A disciplina fiscal continua essencial para o desenvolvimento econômico. Keynes fez uma revolução na teoria econômica defendendo déficits públicos e o aumento do investimento público nos momentos de recessão, mas defendeu sempre a disciplina fiscal. Os países que se desenvolveram e se tornaram ricos se desenvolverem adotando disciplina fiscal.
Por que essa disciplina fiscal é tão importante? Não é porque o Estado pode quebrar, porque Estado endividado na sua própria moeda não quebra. Nem é porque os investimentos públicos tirariam espaço para os investimentos do setor privado —o chamado "crowding out" do setor privado.
Se o Estado realiza seus investimentos na infraestrutura e na produção de insumos básicos, ele não diminui, mas abre oportunidades de investimento para as empresas. Sem dúvida, o gasto público pode causar inflação se implicar em aumento da demanda além da capacidade de oferta do país, mas a responsabilidade fiscal implica evitar que isso aconteça.
Proponho, porém, que existe uma razão maior que levará os bons políticos e os bons economistas dos países bem-sucedidos a agirem com disciplina fiscal —uma razão que eles não “conhecem”, mas, de alguma forma, têm dela uma intuição. Um Estado não pode quebrar, mas um Estado-nação pode quando está endividado em moeda estrangeira.

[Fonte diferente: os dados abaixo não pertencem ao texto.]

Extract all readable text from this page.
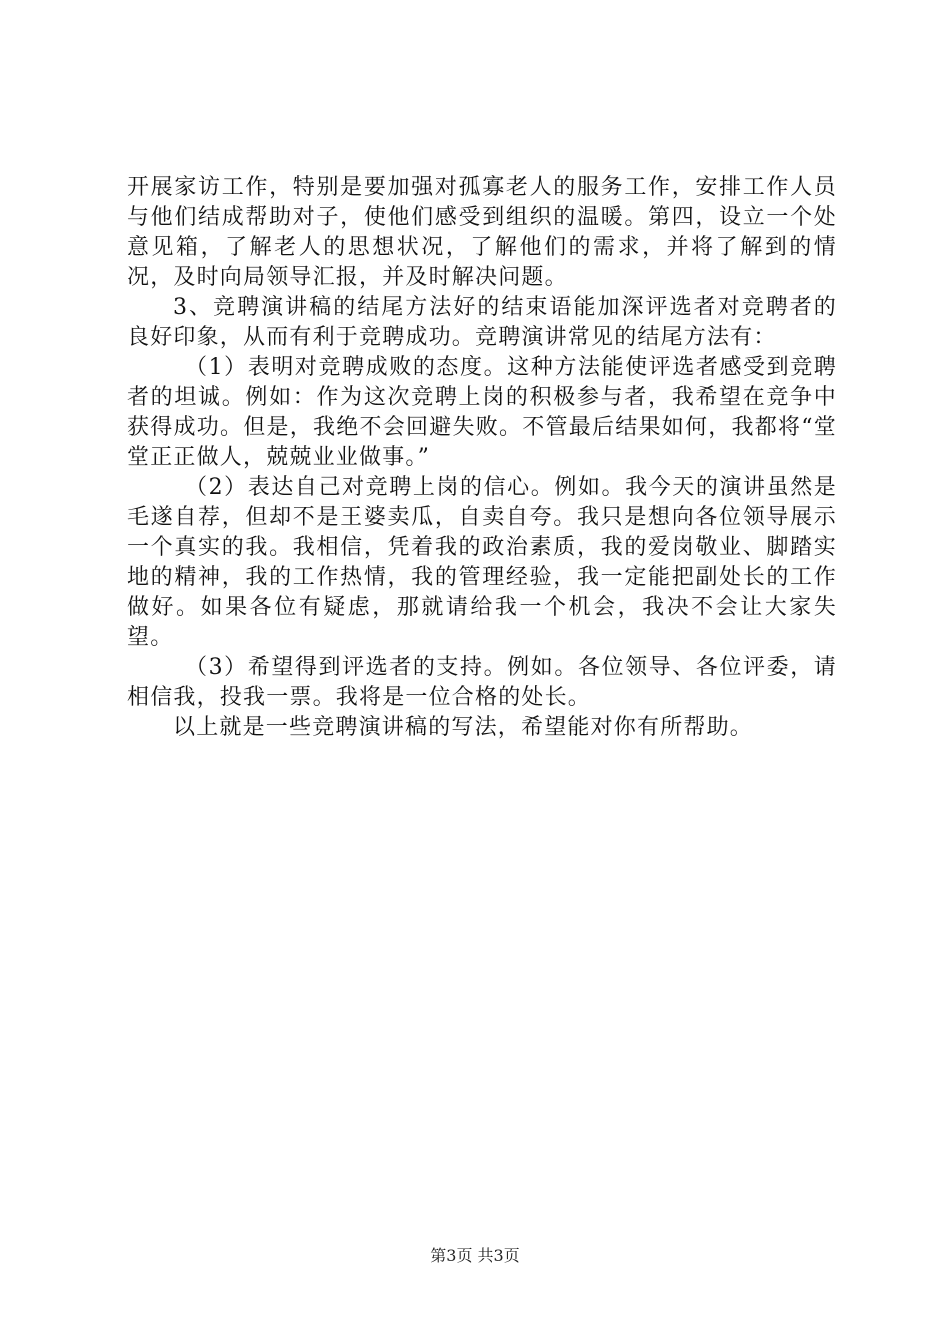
开展家访工作，特别是要加强对孤寡老人的服务工作，安排工作人员与他们结成帮助对子，使他们感受到组织的温暖。第四，设立一个处意见箱，了解老人的思想状况，了解他们的需求，并将了解到的情况，及时向局领导汇报，并及时解决问题。

3、竞聘演讲稿的结尾方法好的结束语能加深评选者对竞聘者的良好印象，从而有利于竞聘成功。竞聘演讲常见的结尾方法有：

（1）表明对竞聘成败的态度。这种方法能使评选者感受到竞聘者的坦诚。例如：作为这次竞聘上岗的积极参与者，我希望在竞争中获得成功。但是，我绝不会回避失败。不管最后结果如何，我都将“堂堂正正做人，兢兢业业做事。”

（2）表达自己对竞聘上岗的信心。例如。我今天的演讲虽然是毛遂自荐，但却不是王婆卖瓜，自卖自夸。我只是想向各位领导展示一个真实的我。我相信，凭着我的政治素质，我的爱岗敬业、脚踏实地的精神，我的工作热情，我的管理经验，我一定能把副处长的工作做好。如果各位有疑虑，那就请给我一个机会，我决不会让大家失望。

（3）希望得到评选者的支持。例如。各位领导、各位评委，请相信我，投我一票。我将是一位合格的处长。

以上就是一些竞聘演讲稿的写法，希望能对你有所帮助。

第3页 共3页
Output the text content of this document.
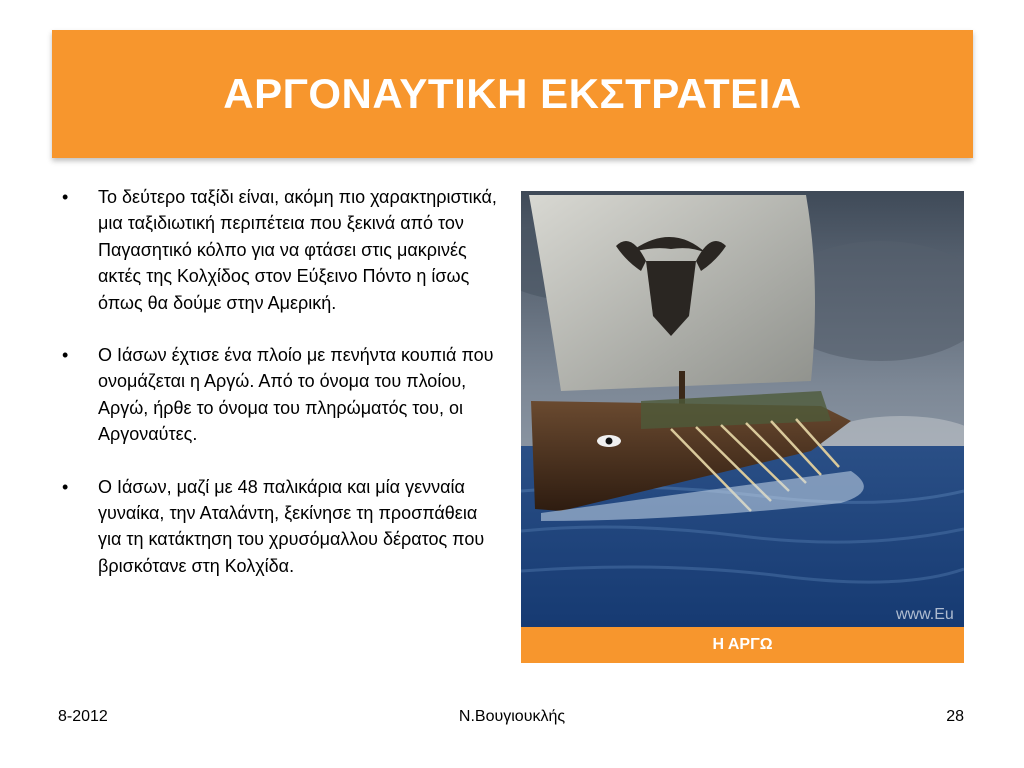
ΑΡΓΟΝΑΥΤΙΚΗ ΕΚΣΤΡΑΤΕΙΑ
• Το δεύτερο ταξίδι είναι, ακόμη πιο χαρακτηριστικά, μια ταξιδιωτική περιπέτεια που ξεκινά από τον Παγασητικό κόλπο για να φτάσει στις μακρινές ακτές της Κολχίδος στον Εύξεινο Πόντο η ίσως όπως θα δούμε στην Αμερική.
• Ο Ιάσων έχτισε ένα πλοίο με πενήντα κουπιά που ονομάζεται η Αργώ. Από το όνομα του πλοίου, Αργώ, ήρθε το όνομα του πληρώματός του, οι Αργοναύτες.
• Ο Ιάσων, μαζί με 48 παλικάρια και μία γενναία γυναίκα, την Αταλάντη, ξεκίνησε τη προσπάθεια για τη κατάκτηση του χρυσόμαλλου δέρατος που βρισκότανε στη Κολχίδα.
www.Eu
Η ΑΡΓΩ
8-2012	Ν.Βουγιουκλής	28
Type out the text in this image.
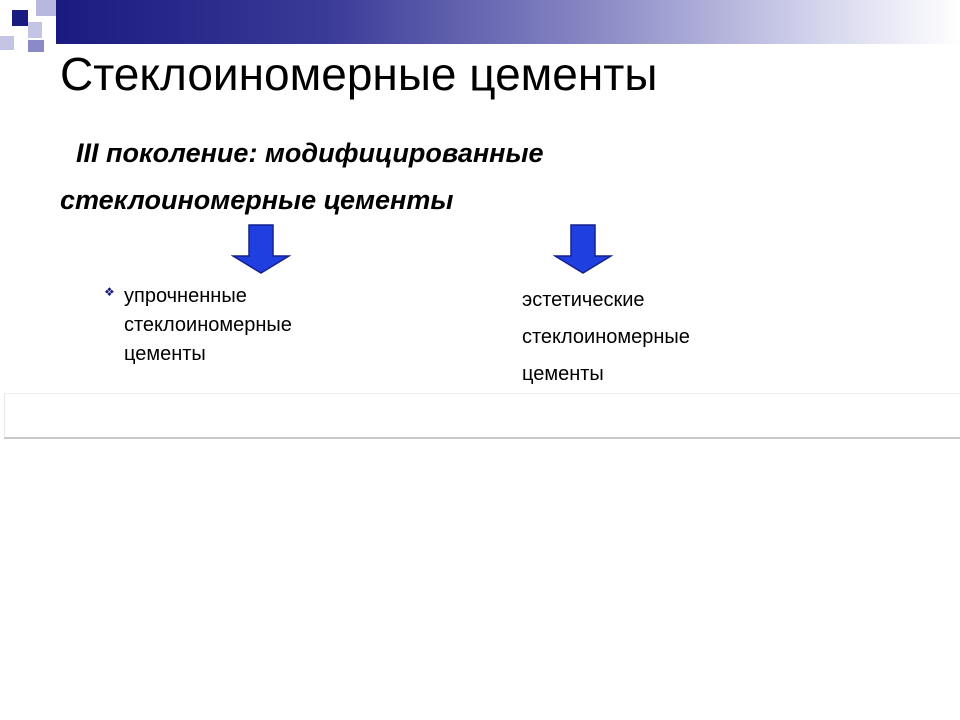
Стеклоиномерные цементы
III поколение: модифицированные
стеклоиномерные цементы
❖ упрочненные
стеклоиномерные
цементы
эстетические
стеклоиномерные
цементы
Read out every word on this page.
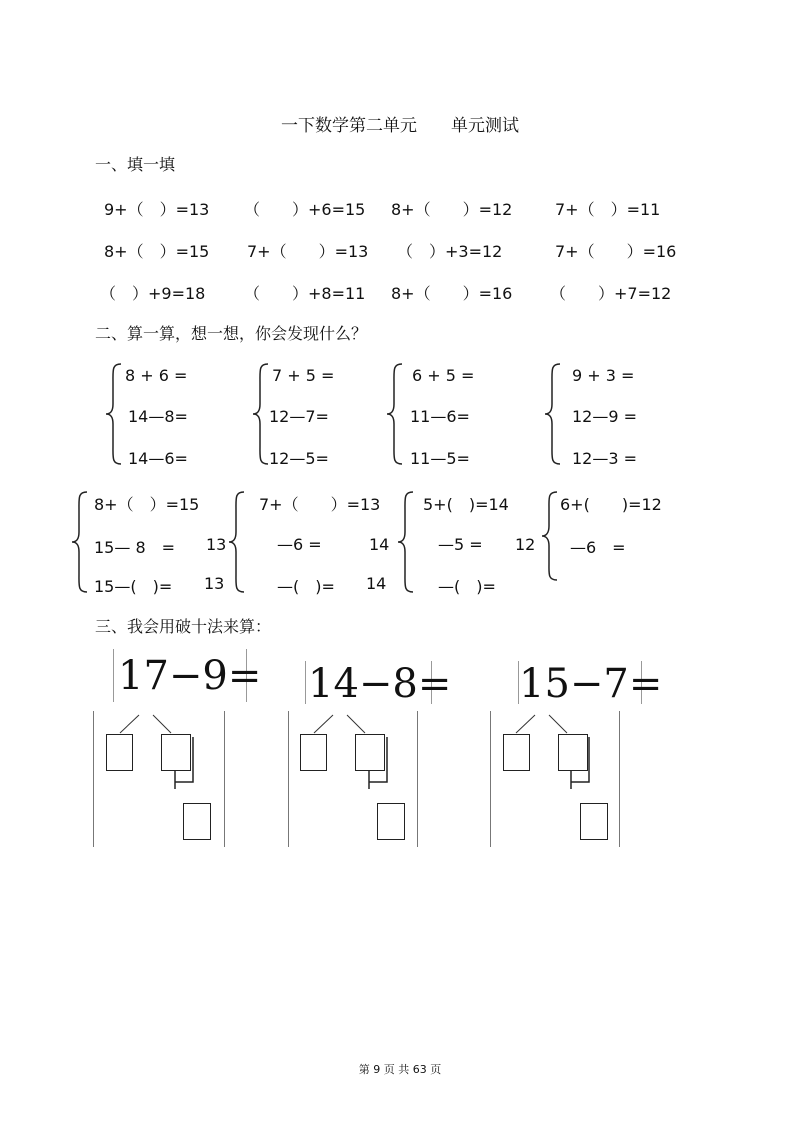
一下数学第二单元　　单元测试
一、填一填
9+（　）=13 （　　）+6=15 8+（　　）=12	7+（　）=11
8+（　）=15 7+（　　）=13 （　）+3=12	7+（　　）=16
（　）+9=18 （　　）+8=11 8+（　　）=16 （　　）+7=12
二、算一算，想一想，你会发现什么？
8 + 6 =
14—8=
14—6=
7 + 5 =
12—7=
12—5=
6 + 5 =
11—6=
11—5=
9 + 3 =
12—9 =
12—3 =
8+（　）=15
15— 8　=
15—(　)=
13
13
7+（　　）=13
—6 =
—(　)=
14
14
5+(　)=14
—5 =
—(　)=
12
6+(　　)=12
—6　=
三、我会用破十法来算：
17−9= 14−8= 15−7=
第 9 页 共 63 页
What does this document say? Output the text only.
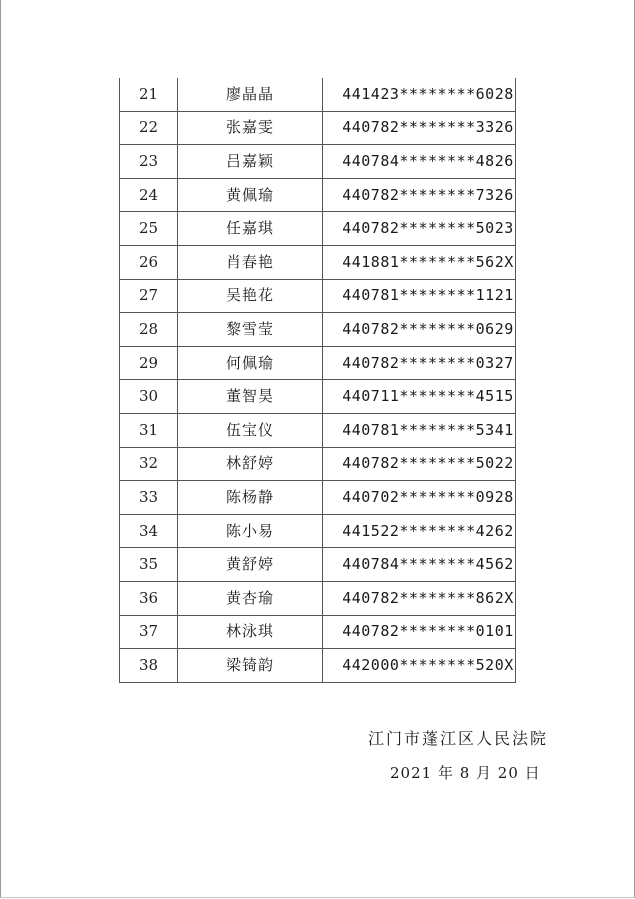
21	廖晶晶	441423********6028
22	张嘉雯	440782********3326
23	吕嘉颖	440784********4826
24	黄佩瑜	440782********7326
25	任嘉琪	440782********5023
26	肖春艳	441881********562X
27	吴艳花	440781********1121
28	黎雪莹	440782********0629
29	何佩瑜	440782********0327
30	董智昊	440711********4515
31	伍宝仪	440781********5341
32	林舒婷	440782********5022
33	陈杨静	440702********0928
34	陈小易	441522********4262
35	黄舒婷	440784********4562
36	黄杏瑜	440782********862X
37	林泳琪	440782********0101
38	梁锜韵	442000********520X
江门市蓬江区人民法院
2021 年 8 月 20 日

Um país fica endividado quando incorre em deficits em conta-corrente crônicos.
Ora, déficits fiscais, antes de levar o país ao pleno emprego e à inflação, causam aumento do déficit em conta-corrente que elevam sua dívida externa, principalmente sua dívida externa privada, porque esse principalmente é o setor que se endivida em moeda estrangeira.
Isso é muito perigoso, porque o país fica à mercê de seus credores externos e pode a qualquer momento quebrar, entrar em uma crise de balanço de pagamentos que interromperá o processo de desenvolvimento econômico e levará o partido político no poder a perder as próximas eleições.
Esse argumento é importante e inverte o raciocínio ortodoxo. A indisciplina fiscal não é um mal porque quebra o Estado, mas porque ameaça quebrar o Estado-nação. Esse é um argumento novo-desenvolvimentista em favor da disciplina fiscal porque para essa perspectiva teórica o mal maior são os déficits em conta-corrente que apreciam no longo prazo a moeda nacional e tornam não competitivas as empresas industriais do país.
Luiz Carlos Bresser-Pereira, professor emérito da Fundação Getulio Vargas, foi ministro da Fazenda no governo Sarney e da Administração e Reforma do Estado e da Ciência e Tecnologia no governo FHC.